The occurrence of all these negative factors simultaneously can lead to catastrophic consequences. This was the case in the spring of 1997 when a long dry period and strong Föhn winds led to widespread and devastating forest fires in Tessin and in Misox. Precipitation following the fire led to larger and smaller mudslides at the following places:
- Mezzovico (as a result of the forest fire of 4th April 1997)
- Rosone (Valcolla, as a result of the forest fire of 3rd April 1997)
- Grono (as a result of the forest fire of 16th April 1997)
- Roncos (Ascona 4000m³ mud slide as a result of the forest fire of 15th March 1997)
- Magadino (as a result of the forest fire in the Valley del Trodo on 20th April 1997)

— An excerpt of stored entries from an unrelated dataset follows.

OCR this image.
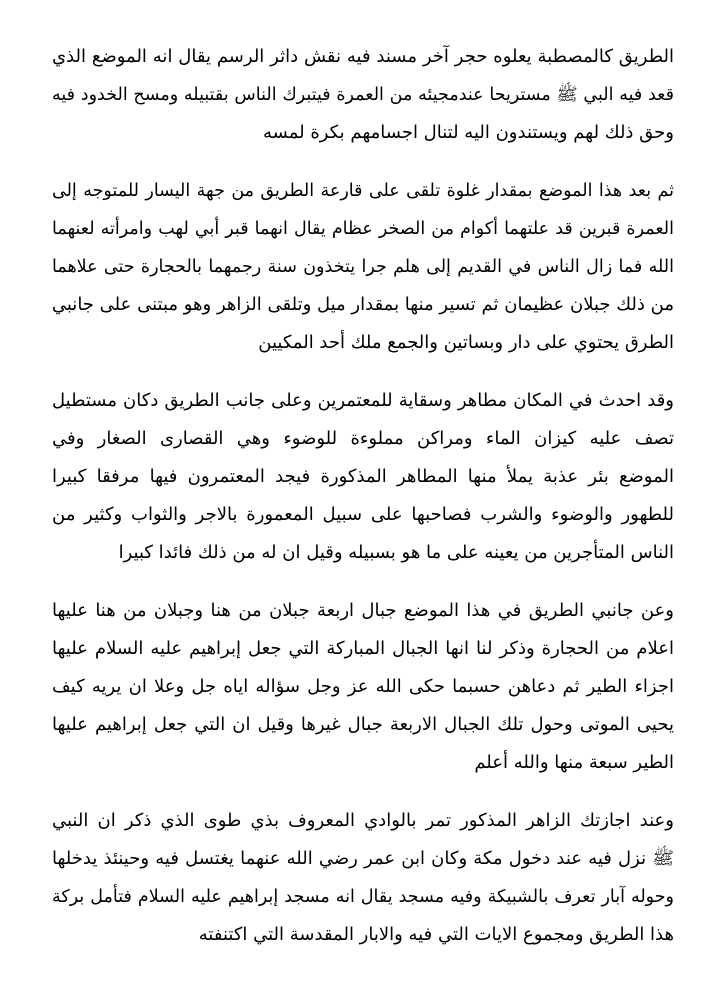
الطريق كالمصطبة يعلوه حجر آخر مسند فيه نقش داثر الرسم يقال انه الموضع الذي
قعد فيه البي ﷺ مستريحا عندمجيئه من العمرة فيتبرك الناس بقتبيله ومسح الخدود فيه
وحق ذلك لهم ويستندون اليه لتنال اجسامهم بكرة لمسه
ثم بعد هذا الموضع بمقدار غلوة تلقى على قارعة الطريق من جهة اليسار للمتوجه إلى
العمرة قبرين قد علتهما أكوام من الصخر عظام يقال انهما قبر أبي لهب وامرأته لعنهما
الله فما زال الناس في القديم إلى هلم جرا يتخذون سنة رجمهما بالحجارة حتى علاهما
من ذلك جبلان عظيمان ثم تسير منها بمقدار ميل وتلقى الزاهر وهو مبتنى على جانبي
الطرق يحتوي على دار وبساتين والجمع ملك أحد المكيين
وقد احدث في المكان مطاهر وسقاية للمعتمرين وعلى جانب الطريق دكان مستطيل
تصف عليه كيزان الماء ومراكن مملوءة للوضوء وهي القصارى الصغار وفي
الموضع بئر عذبة يملأ منها المطاهر المذكورة فيجد المعتمرون فيها مرفقا كبيرا
للطهور والوضوء والشرب فصاحبها على سبيل المعمورة بالاجر والثواب وكثير من
الناس المتأجرين من يعينه على ما هو بسبيله وقيل ان له من ذلك فائدا كبيرا
وعن جانبي الطريق في هذا الموضع جبال اربعة جبلان من هنا وجبلان من هنا عليها
اعلام من الحجارة وذكر لنا انها الجبال المباركة التي جعل إبراهيم عليه السلام عليها
اجزاء الطير ثم دعاهن حسبما حكى الله عز وجل سؤاله اياه جل وعلا ان يريه كيف
يحيى الموتى وحول تلك الجبال الاربعة جبال غيرها وقيل ان التي جعل إبراهيم عليها
الطير سبعة منها والله أعلم
وعند اجازتك الزاهر المذكور تمر بالوادي المعروف بذي طوى الذي ذكر ان النبي
ﷺ نزل فيه عند دخول مكة وكان ابن عمر رضي الله عنهما يغتسل فيه وحينئذ يدخلها
وحوله آبار تعرف بالشبيكة وفيه مسجد يقال انه مسجد إبراهيم عليه السلام فتأمل بركة
هذا الطريق ومجموع الايات التي فيه والابار المقدسة التي اكتنفته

How can erosion be reduced?
Unfortunately there are no technical or silvicultural measures known which could be put into place to make a forest fire area safe from erosion in an acceptable time and with a reasonable amount of effort. It is however possible to calculate the intensity of rain which could lead to damage in a given forest fire area. Thus when large amounts of rainfall are predicted necessary alarm and safety precautions could be taken (e.g. the closing of endangered roads).
- Marxer, P., 2003. Oberflächenabfluss und Bodenerosion auf Brandflächen des Kastanienwaldgürtels der Südschweiz mit einer Anleitung zur Bewertung der post-fire Erosionsanfälligkeit (BA EroKaBr). Physiogeographica 33: 217 S.
- Letey, J., 2001. Causes and consequences of fire-induced soil water repellency. Hydrol. Process., 15, 2867-2875.